Por mi cabeza pasaban muchas cosas a una velocidad insondable. La elección era simple pero determinante. Por un lado, mi principio de ganar siempre. De respetar el arte del Bichi dentro de la cancha. Celebrar la apatía seleccionando a los mejores, como siempre. Pase lo que pase, tenemos que ganar.
En el otro rincón… Diego. El poco hábil, el patadura, el flacucho. Mi amigo.

El Bichi ya había dejado un buzo que le servía sólo de lastre para jugar tirado, detrás de un arco. Ya estaba listo para acomodarse detrás de mí, encabezando el equipo.

–Diego -dije, señalando al pibe sonriente detrás de su flequillo.

Salió corriendo con su chuequera y velocidad habituales. Me di cuenta que en ningún momento dudó de que lo seleccionaría en primer lugar y eso me presionó el pecho con mucha fuerza, pero también me certificó que había realizado la selección correcta.

El Bichi me miró sin comprender. Bajó la mirada e hizo un gesto de resignación cuando escuchó que Mario lo nombraba casi de inmediato. El idilio se hizo añicos cuando se estrelló contra la realidad. Cruzamos la mirada durante un segundo, justo cuando Diego llegaba y me dio un golpecito en el pecho, agradeciendo en silencio. El Bichi entendió. Sonriendo se ubicó en la fila opuesta a la nuestra.

La vida es mejor con amigos. Esa tarde tuve la lección más brutal al respecto.
El resultado del partido claro que importa, pero tiene más valor cuando se comparte con los pataduras que están cerca de nuestro corazón, no por habilidosos, sino por haber estado cuando tenían que estar. Por habernos abrazado en el gol a Zenga y llorado con el penal de Brehme.
Corremos detrás del balón, gambeteando rivales, obsesionados por hacer el gol, sin darnos cuenta que lo más importante es saber con quién lo vas a festejar, quien será el que busques en la cancha para hacer el bailecito correspondiente antes de que el resto de los jugadores se te tire encima y arme con vos la montonera goleadora.

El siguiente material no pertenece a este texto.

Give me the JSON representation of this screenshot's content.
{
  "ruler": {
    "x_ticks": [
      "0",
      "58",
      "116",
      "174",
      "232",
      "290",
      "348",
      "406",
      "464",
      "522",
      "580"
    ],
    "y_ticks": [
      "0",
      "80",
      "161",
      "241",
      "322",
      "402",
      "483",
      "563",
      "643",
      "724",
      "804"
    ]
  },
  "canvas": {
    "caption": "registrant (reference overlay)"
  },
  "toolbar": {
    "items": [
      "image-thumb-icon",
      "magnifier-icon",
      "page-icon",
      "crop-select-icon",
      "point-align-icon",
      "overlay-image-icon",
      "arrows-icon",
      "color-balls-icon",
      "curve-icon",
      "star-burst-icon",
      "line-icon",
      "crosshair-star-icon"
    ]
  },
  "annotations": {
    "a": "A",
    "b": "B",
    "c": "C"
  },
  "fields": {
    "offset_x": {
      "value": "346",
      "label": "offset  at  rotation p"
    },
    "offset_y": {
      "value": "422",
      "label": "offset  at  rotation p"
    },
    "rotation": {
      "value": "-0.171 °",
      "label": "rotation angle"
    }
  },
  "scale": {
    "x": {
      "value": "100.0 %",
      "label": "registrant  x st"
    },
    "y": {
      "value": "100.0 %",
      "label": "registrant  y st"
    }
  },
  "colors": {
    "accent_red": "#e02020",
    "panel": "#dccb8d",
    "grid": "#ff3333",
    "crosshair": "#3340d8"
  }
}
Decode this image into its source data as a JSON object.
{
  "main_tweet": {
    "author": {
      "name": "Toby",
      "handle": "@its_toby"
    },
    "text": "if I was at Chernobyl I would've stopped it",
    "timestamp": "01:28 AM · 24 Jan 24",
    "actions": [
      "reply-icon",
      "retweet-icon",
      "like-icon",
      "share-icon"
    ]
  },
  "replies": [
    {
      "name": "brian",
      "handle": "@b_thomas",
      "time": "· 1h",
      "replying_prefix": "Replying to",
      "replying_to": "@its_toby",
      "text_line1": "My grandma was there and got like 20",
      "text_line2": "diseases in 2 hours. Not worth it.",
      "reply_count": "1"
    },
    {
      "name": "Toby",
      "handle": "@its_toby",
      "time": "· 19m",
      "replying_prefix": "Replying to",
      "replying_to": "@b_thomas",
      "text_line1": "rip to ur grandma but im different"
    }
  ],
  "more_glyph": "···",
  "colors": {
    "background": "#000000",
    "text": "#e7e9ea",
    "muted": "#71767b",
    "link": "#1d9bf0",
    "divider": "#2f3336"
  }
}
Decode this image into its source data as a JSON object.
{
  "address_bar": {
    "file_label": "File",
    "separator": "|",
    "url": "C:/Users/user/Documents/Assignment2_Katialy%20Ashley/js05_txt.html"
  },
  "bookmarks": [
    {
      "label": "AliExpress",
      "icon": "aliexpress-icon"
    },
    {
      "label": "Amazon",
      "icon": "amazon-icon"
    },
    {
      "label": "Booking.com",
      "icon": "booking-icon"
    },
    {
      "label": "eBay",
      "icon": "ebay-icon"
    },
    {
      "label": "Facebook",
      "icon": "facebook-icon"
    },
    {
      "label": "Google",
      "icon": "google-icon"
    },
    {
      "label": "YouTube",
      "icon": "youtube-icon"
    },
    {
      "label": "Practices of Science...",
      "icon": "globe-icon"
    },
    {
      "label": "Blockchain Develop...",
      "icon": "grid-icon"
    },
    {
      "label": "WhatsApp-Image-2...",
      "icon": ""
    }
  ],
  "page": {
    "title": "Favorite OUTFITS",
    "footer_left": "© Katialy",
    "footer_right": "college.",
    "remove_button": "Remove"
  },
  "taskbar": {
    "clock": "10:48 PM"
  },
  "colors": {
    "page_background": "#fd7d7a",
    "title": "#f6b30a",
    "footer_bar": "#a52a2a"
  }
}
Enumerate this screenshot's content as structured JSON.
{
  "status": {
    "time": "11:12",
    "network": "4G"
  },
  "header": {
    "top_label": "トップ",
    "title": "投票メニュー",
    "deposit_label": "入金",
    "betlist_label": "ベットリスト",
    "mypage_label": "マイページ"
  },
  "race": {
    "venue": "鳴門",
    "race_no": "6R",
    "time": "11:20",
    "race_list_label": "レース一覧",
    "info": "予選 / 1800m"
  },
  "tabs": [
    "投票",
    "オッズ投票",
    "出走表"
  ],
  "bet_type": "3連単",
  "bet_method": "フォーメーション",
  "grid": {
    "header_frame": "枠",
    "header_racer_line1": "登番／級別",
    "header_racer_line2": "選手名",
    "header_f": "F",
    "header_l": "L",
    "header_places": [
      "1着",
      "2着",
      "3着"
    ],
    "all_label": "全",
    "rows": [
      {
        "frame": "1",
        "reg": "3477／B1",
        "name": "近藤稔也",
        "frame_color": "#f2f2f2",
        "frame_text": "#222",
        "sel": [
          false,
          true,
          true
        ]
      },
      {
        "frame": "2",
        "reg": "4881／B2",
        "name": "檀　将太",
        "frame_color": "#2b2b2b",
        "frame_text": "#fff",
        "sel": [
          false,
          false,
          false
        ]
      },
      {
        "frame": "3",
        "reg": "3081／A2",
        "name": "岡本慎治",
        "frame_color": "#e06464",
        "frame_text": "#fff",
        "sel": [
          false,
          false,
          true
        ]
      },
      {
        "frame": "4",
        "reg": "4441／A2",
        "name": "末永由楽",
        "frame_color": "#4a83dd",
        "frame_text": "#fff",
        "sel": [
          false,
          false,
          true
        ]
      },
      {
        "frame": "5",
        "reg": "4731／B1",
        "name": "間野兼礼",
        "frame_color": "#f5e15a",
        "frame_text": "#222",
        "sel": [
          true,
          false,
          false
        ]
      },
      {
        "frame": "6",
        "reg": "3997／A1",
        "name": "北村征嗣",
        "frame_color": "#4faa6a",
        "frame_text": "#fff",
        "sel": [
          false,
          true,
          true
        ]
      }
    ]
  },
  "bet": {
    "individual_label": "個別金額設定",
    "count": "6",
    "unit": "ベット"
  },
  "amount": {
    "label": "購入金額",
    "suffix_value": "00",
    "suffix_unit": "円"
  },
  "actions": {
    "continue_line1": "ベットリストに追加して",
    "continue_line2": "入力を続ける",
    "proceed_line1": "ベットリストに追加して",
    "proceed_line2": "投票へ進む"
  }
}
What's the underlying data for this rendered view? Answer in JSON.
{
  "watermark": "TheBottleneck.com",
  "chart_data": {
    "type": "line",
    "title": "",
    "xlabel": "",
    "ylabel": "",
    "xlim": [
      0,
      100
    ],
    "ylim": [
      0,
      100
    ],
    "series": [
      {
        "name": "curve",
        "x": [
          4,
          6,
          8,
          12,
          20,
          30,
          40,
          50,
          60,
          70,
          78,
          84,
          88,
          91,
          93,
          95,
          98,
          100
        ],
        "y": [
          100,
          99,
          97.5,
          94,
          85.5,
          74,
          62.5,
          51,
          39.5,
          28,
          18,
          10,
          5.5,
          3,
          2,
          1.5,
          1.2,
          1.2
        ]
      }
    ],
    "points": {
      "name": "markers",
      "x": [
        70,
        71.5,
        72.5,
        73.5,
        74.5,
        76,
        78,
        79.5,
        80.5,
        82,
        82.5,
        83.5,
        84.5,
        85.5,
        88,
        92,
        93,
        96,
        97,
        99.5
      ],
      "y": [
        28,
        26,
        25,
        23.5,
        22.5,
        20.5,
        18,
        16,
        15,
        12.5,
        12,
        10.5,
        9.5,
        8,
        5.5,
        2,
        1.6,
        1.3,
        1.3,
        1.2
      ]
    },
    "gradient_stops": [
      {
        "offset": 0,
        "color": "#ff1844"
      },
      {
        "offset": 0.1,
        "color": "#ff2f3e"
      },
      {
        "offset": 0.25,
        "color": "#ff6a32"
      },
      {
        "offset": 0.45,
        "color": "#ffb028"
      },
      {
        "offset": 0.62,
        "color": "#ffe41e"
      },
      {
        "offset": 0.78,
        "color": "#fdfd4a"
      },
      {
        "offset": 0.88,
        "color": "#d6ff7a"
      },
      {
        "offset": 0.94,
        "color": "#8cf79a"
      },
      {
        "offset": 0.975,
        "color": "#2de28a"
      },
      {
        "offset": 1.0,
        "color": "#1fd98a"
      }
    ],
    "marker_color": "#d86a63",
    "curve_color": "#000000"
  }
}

Esa tarde perdimos feo. Diego se plantó de tres y el Bichi pasaba por ese carril sin pedir permiso. Me estuve revolcando toda la tarde, mordiendo con impotencia la gramilla del campito. Pero siempre, en cada uno de los goles, cuando estuve vencido y tirado en el piso, Diego se acercó, me dio la mano y me ayudó a levantarme y a estar presto para enfrentar al habilidoso delantero, que ya venía en velocidad con la pelota dominada, con el gol entre ceja y ceja.